L'industrie automobile européenne traverse une période de turbulences sans précédent. Alors que la Commission européenne s'apprêtait à présenter ses arbitrages le 16 décembre 2025, plusieurs constructeurs et États membres contestent ouvertement l'interdiction des moteurs thermiques prévue pour 2035. Cette échéance, jadis considérée comme une avancée majeure du pacte vert européen, divise désormais profondément les acteurs du secteur et les gouvernements.
Les ventes automobiles restent atones sur le Vieux Continent, tandis que les marques chinoises comme BYD grignotent des parts de marché significatives grâce à leurs véhicules électriques compétitifs. Face à cette situation, Stéphane Séjourné, vice-président de la Commission, n'a pas hésité à qualifier en mars 2025 la situation d'« en danger de mort » pour l'industrie européenne. Cette déclaration illustre l'urgence perçue par les décideurs politiques.
Des positions nationales divergentes sur l'avenir de la mobilité électrique
Les tensions entre États membres reflètent des stratégies industrielles opposées. Un bloc mené par l'Allemagne, l'Italie et la Pologne prône la neutralité technologique, autorisant les motorisations essence et diesel au-delà de 2035 si elles respectent des normes d'émissions drastiques. L'Italie défend particulièrement les biocarburants, bien que leur bilan environnemental suscite de vives controverses parmi les experts.
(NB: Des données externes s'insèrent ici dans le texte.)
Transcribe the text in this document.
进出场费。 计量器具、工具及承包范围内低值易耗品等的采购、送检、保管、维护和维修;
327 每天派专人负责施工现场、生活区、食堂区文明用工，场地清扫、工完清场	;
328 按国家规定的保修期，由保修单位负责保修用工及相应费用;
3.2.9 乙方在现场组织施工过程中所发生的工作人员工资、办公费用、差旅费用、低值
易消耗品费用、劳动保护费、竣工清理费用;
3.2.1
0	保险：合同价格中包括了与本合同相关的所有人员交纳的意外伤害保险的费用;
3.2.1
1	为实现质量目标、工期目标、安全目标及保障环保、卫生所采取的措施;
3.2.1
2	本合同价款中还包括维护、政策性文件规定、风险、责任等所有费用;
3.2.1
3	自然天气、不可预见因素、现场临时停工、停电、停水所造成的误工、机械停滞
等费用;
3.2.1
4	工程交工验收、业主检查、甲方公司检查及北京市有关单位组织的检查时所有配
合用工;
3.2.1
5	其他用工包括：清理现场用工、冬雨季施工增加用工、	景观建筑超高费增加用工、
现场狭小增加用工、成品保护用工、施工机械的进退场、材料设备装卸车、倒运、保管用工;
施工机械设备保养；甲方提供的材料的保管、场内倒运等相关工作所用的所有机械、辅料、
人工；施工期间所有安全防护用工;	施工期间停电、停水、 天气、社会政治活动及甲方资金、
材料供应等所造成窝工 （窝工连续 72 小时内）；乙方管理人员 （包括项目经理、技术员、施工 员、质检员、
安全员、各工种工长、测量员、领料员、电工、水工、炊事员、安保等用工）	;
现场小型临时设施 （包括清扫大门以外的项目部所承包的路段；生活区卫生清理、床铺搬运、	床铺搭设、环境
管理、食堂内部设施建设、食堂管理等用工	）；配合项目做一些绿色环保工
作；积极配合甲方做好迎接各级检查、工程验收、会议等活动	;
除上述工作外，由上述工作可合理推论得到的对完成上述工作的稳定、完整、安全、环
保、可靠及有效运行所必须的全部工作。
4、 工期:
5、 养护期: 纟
À l'opposé, la France et l'Espagne plaident pour le maintien de l'objectif initial. Selon Monique Barbut, ministre française de la transition écologique, tout assouplissement compromettrait les investissements colossaux consentis par les constructeurs pour leur transition vers l'électrique. Ces pays militent également pour la préférence européenne, imposant aux industriels bénéficiant de subventions publiques de privilégier les composants fabriqués en Europe.
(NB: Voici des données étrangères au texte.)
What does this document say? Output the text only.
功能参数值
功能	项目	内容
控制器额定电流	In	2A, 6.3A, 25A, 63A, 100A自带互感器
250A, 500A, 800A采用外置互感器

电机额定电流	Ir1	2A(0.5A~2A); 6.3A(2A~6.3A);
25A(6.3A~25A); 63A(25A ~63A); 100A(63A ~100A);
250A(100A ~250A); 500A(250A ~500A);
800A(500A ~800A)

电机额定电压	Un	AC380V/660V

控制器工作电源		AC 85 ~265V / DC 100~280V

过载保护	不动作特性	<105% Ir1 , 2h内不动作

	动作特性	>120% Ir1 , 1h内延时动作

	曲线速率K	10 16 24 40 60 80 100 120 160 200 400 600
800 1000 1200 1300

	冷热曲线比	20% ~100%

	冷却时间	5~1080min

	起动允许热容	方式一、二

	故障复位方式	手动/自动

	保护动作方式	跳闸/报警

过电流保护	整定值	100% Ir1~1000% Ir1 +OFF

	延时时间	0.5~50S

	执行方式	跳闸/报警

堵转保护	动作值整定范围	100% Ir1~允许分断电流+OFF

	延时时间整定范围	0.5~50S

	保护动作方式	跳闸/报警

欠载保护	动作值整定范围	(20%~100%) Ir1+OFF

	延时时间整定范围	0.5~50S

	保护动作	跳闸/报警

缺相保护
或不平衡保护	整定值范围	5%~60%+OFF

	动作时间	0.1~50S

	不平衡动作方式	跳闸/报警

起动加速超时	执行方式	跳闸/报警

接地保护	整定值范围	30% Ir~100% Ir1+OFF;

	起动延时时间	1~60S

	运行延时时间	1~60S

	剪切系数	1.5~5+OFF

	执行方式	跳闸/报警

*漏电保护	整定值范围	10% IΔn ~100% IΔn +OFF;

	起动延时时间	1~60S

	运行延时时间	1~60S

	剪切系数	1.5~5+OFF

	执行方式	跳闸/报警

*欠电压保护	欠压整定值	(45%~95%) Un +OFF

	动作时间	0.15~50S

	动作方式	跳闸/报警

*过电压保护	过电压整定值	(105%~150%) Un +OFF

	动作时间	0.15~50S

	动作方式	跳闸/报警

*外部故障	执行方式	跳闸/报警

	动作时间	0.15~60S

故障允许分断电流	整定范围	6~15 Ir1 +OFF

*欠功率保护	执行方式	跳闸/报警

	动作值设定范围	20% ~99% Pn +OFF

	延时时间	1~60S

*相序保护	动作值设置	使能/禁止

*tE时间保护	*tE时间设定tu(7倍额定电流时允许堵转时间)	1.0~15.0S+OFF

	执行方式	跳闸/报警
Cette approche vise à protéger l'ensemble de la chaîne de valeur, des équipementiers aux sous-traitants, tout en soutenant la filière naissante des batteries. L'usine Ampere ElectriCity de Renault à Douai illustre ces investissements massifs dans l'électrification. Observer l'évolution des lignes d'assemblage dans ces installations modernes témoigne d'une transformation profonde des méthodes de production.
Les enjeux industriels et environnementaux d'un assouplissement réglementaire
L'Association des constructeurs automobiles européens (ACEA), par la voix de Sigrid de Vries, formule des revendications claires concernant la rentabilité du secteur. Les exigences portent sur trois axes principaux :
- Préserver les emplois dans une industrie fragilisée par la concurrence mondiale
- Financer la décarbonation sans compromettre la viabilité économique
- Maintenir la compétitivité face aux acteurs asiatiques
Manfred Weber, président du Parti populaire européen (PPE), a annoncé vendredi qu'une proposition claire visant à abroger l'interdiction serait présentée. Il qualifie cette mesure de « grave erreur de politique industrielle », reflétant une ligne dure adoptée par le premier groupe parlementaire européen.
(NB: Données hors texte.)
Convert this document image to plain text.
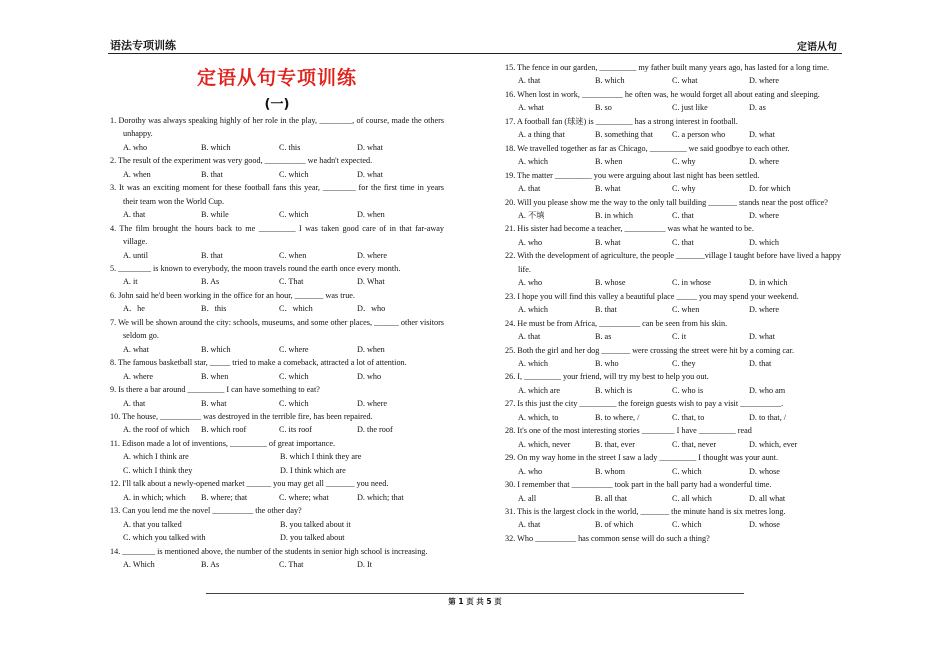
语法专项训练	定语从句
定语从句专项训练
(一)
1. Dorothy was always speaking highly of her role in the play, ________, of course, made the others unhappy.
A. who	B. which	C. this	D. what
2. The result of the experiment was very good, __________ we hadn't expected.
A. when	B. that	C. which	D. what
3. It was an exciting moment for these football fans this year, ________ for the first time in years their team won the World Cup.
A. that	B. while	C. which	D. when
4. The film brought the hours back to me _________ I was taken good care of in that far-away village.
A. until	B. that	C. when	D. where
5. ________ is known to everybody, the moon travels round the earth once every month.
A. it	B. As	C. That	D. What
6. John said he'd been working in the office for an hour, _______ was true.
A．he	B．this	C．which	D．who
7. We will be shown around the city: schools, museums, and some other places, ______ other visitors seldom go.
A. what	B. which	C. where	D. when
8. The famous basketball star, _____ tried to make a comeback, attracted a lot of attention.
A. where	B. when	C. which	D. who
9. Is there a bar around _________ I can have something to eat?
A. that	B. what	C. which	D. where
10. The house, __________ was destroyed in the terrible fire, has been repaired.
A. the roof of which	B. which roof	C. its roof	D. the roof
11. Edison made a lot of inventions, _________ of great importance.
A. which I think are	B. which I think they are
C. which I think they	D. I think which are
12. I'll talk about a newly-opened market ______ you may get all _______ you need.
A. in which; which	B. where; that	C. where; what	D. which; that
13. Can you lend me the novel __________ the other day?
A. that you talked	B. you talked about it
C. which you talked with	D. you talked about
14. ________ is mentioned above, the number of the students in senior high school is increasing.
A. Which	B. As	C. That	D. It
15. The fence in our garden, _________ my father built many years ago, has lasted for a long time.
A. that	B. which	C. what	D. where
16. When lost in work, __________ he often was, he would forget all about eating and sleeping.
A. what	B. so	C. just like	D. as
17. A football fan (球迷) is _________ has a strong interest in football.
A. a thing that	B. something that	C. a person who	D. what
18. We travelled together as far as Chicago, _________ we said goodbye to each other.
A. which	B. when	C. why	D. where
19. The matter _________ you were arguing about last night has been settled.
A. that	B. what	C. why	D. for which
20. Will you please show me the way to the only tall building _______ stands near the post office?
A. 不填	B. in which	C. that	D. where
21. His sister had become a teacher, __________ was what he wanted to be.
A. who	B. what	C. that	D. which
22. With the development of agriculture, the people _______village I taught before have lived a happy life.
A. who	B. whose	C. in whose	D. in which
23. I hope you will find this valley a beautiful place _____ you may spend your weekend.
A. which	B. that	C. when	D. where
24. He must be from Africa, __________ can be seen from his skin.
A. that	B. as	C. it	D. what
25. Both the girl and her dog _______ were crossing the street were hit by a coming car.
A. which	B. who	C. they	D. that
26. I, _________ your friend, will try my best to help you out.
A. which are	B. which is	C. who is	D. who am
27. Is this just the city _________ the foreign guests wish to pay a visit __________.
A. which, to	B. to where, /	C. that, to	D. to that, /
28. It's one of the most interesting stories ________ I have _________ read
A. which, never	B. that, ever	C. that, never	D. which, ever
29. On my way home in the street I saw a lady _________ I thought was your aunt.
A. who	B. whom	C. which	D. whose
30. I remember that __________ took part in the ball party had a wonderful time.
A. all	B. all that	C. all which	D. all what
31. This is the largest clock in the world, _______ the minute hand is six metres long.
A. that	B. of which	C. which	D. whose
32. Who __________ has common sense will do such a thing?
第 1 页 共 5 页
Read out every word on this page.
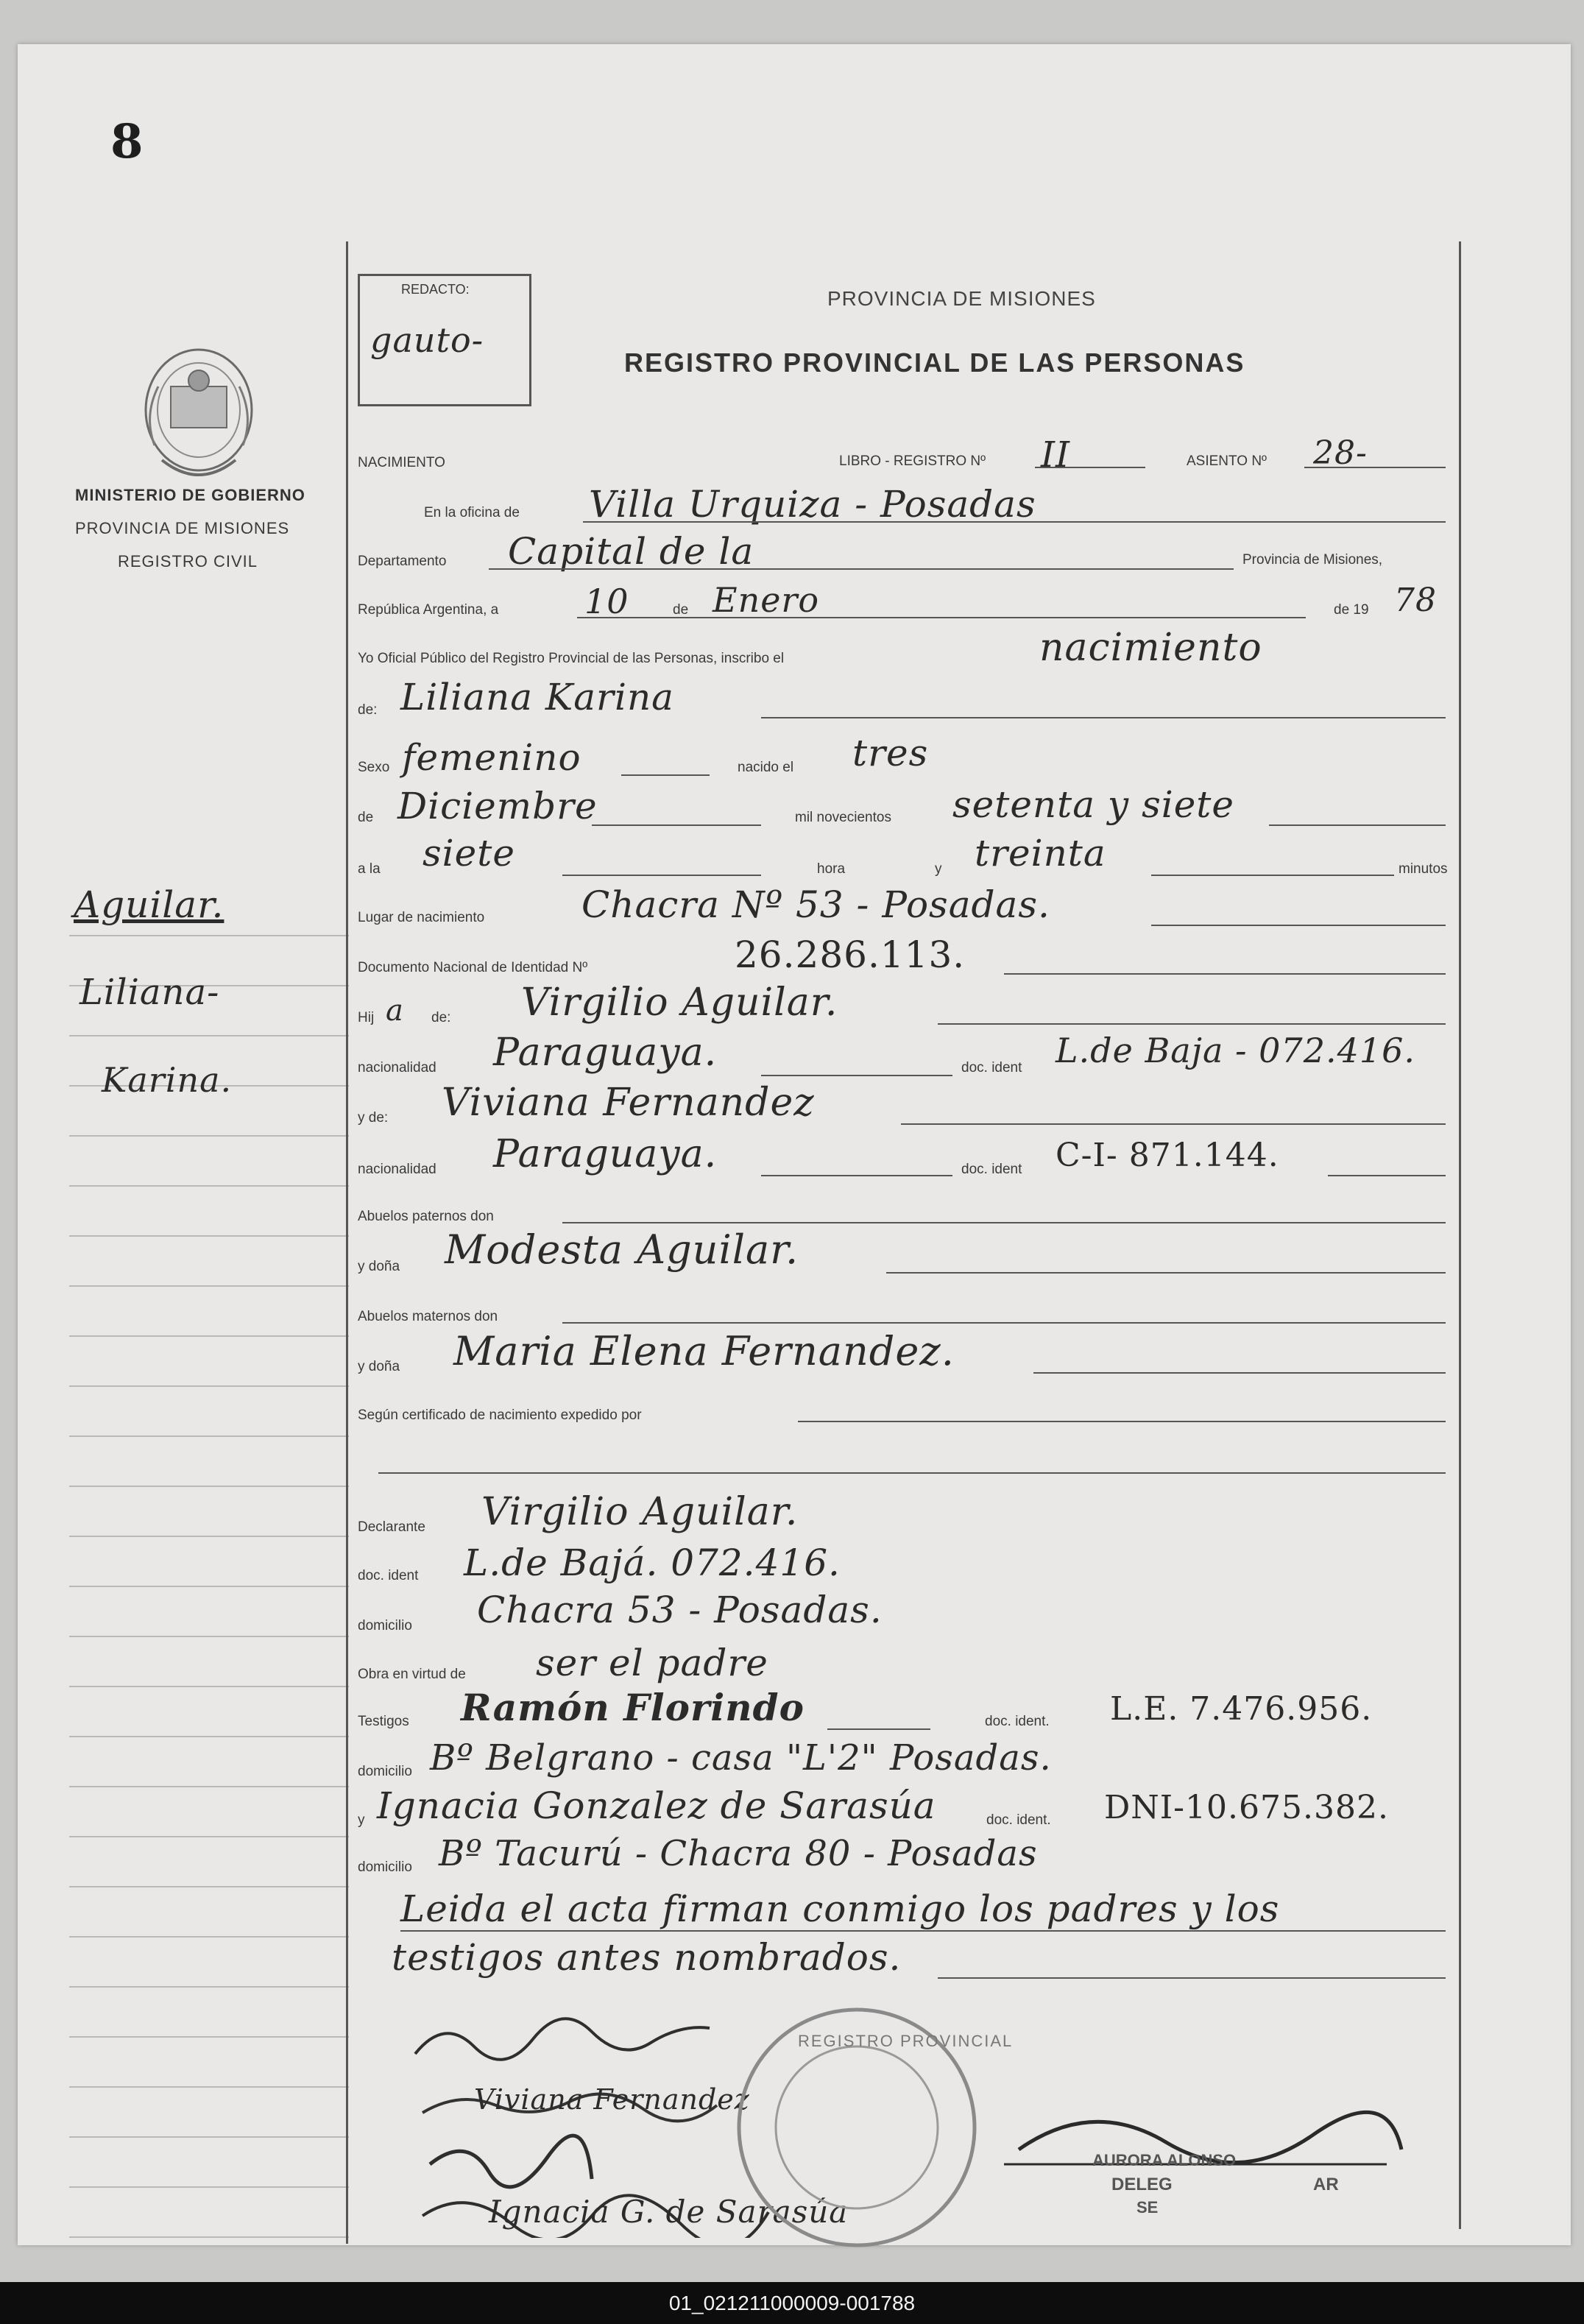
8
MINISTERIO DE GOBIERNO
PROVINCIA DE MISIONES
REGISTRO CIVIL
Aguilar.
Liliana-
Karina.
REDACTO:
gauto-
PROVINCIA DE MISIONES
REGISTRO PROVINCIAL DE LAS PERSONAS
NACIMIENTO	LIBRO - REGISTRO Nº II	ASIENTO Nº 28-
En la oficina de Villa Urquiza - Posadas
Departamento Capital de la	Provincia de Misiones,
República Argentina, a	10	de Enero	de 19 78
Yo Oficial Público del Registro Provincial de las Personas, inscribo el	nacimiento
de: Liliana Karina
Sexo femenino	nacido el tres
de Diciembre	mil novecientos setenta y siete
a la siete	hora	y treinta	minutos
Lugar de nacimiento	Chacra Nº 53 - Posadas.
Documento Nacional de Identidad Nº	26.286.113.
Hij a de: Virgilio Aguilar.
nacionalidad Paraguaya.	doc. ident L.de Baja - 072.416.
y de: Viviana Fernandez
nacionalidad Paraguaya.	doc. ident C-I- 871.144.
Abuelos paternos don
y doña Modesta Aguilar.
Abuelos maternos don
y doña Maria Elena Fernandez.
Según certificado de nacimiento expedido por
Declarante Virgilio Aguilar.
doc. ident L.de Bajá. 072.416.
domicilio Chacra 53 - Posadas.
Obra en virtud de ser el padre
Testigos Ramón Florindo	doc. ident. L.E. 7.476.956.
domicilio Bº Belgrano - casa "L'2" Posadas.
y Ignacia Gonzalez de Sarasúa	doc. ident. DNI-10.675.382.
domicilio Bº Tacurú - Chacra 80 - Posadas
Leida el acta firman conmigo los padres y los
testigos antes nombrados.
Viviana Fernandez
Ignacia G. de Sarasúa
REGISTRO PROVINCIAL
AURORA ALONSO
DELEG	AR
SE
01_021211000009-001788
| Position | Pays représentatifs | Arguments principaux |
|---|---|---|
| Assouplissement | Allemagne, Italie, Pologne | Neutralité technologique, biocarburants |
| Maintien strict | France, Espagne | Sécuriser les investissements, filière batteries |

Perspectives et tensions autour de la transition énergétique
Les organisations environnementales comme Transport & Environment (T&E) contestent fermement tout recul. William Todts, directeur de l'ONG, estime qu'un ralentissement de l'électrification constituerait une erreur stratégique aggravant le retard européen face à la concurrence asiatique. Il appelle les constructeurs à cesser de « polluer le débat » autour des véhicules électriques si des concessions leur sont accordées.
La Commission doit également annoncer des mesures de soutien pour la filière batteries et un plan concernant le verdissement des flottes professionnelles. Ces dispositifs compléteront l'arbitrage sur l'échéance 2035, qui demeure la question centrale de cette journée décisive pour l'avenir de la mobilité européenne.
Capturer l'instant où une industrie bascule d'une ère à une autre procure une sensation particulière. Les décisions prises aujourd'hui dessineront le paysage automobile pour les décennies futures.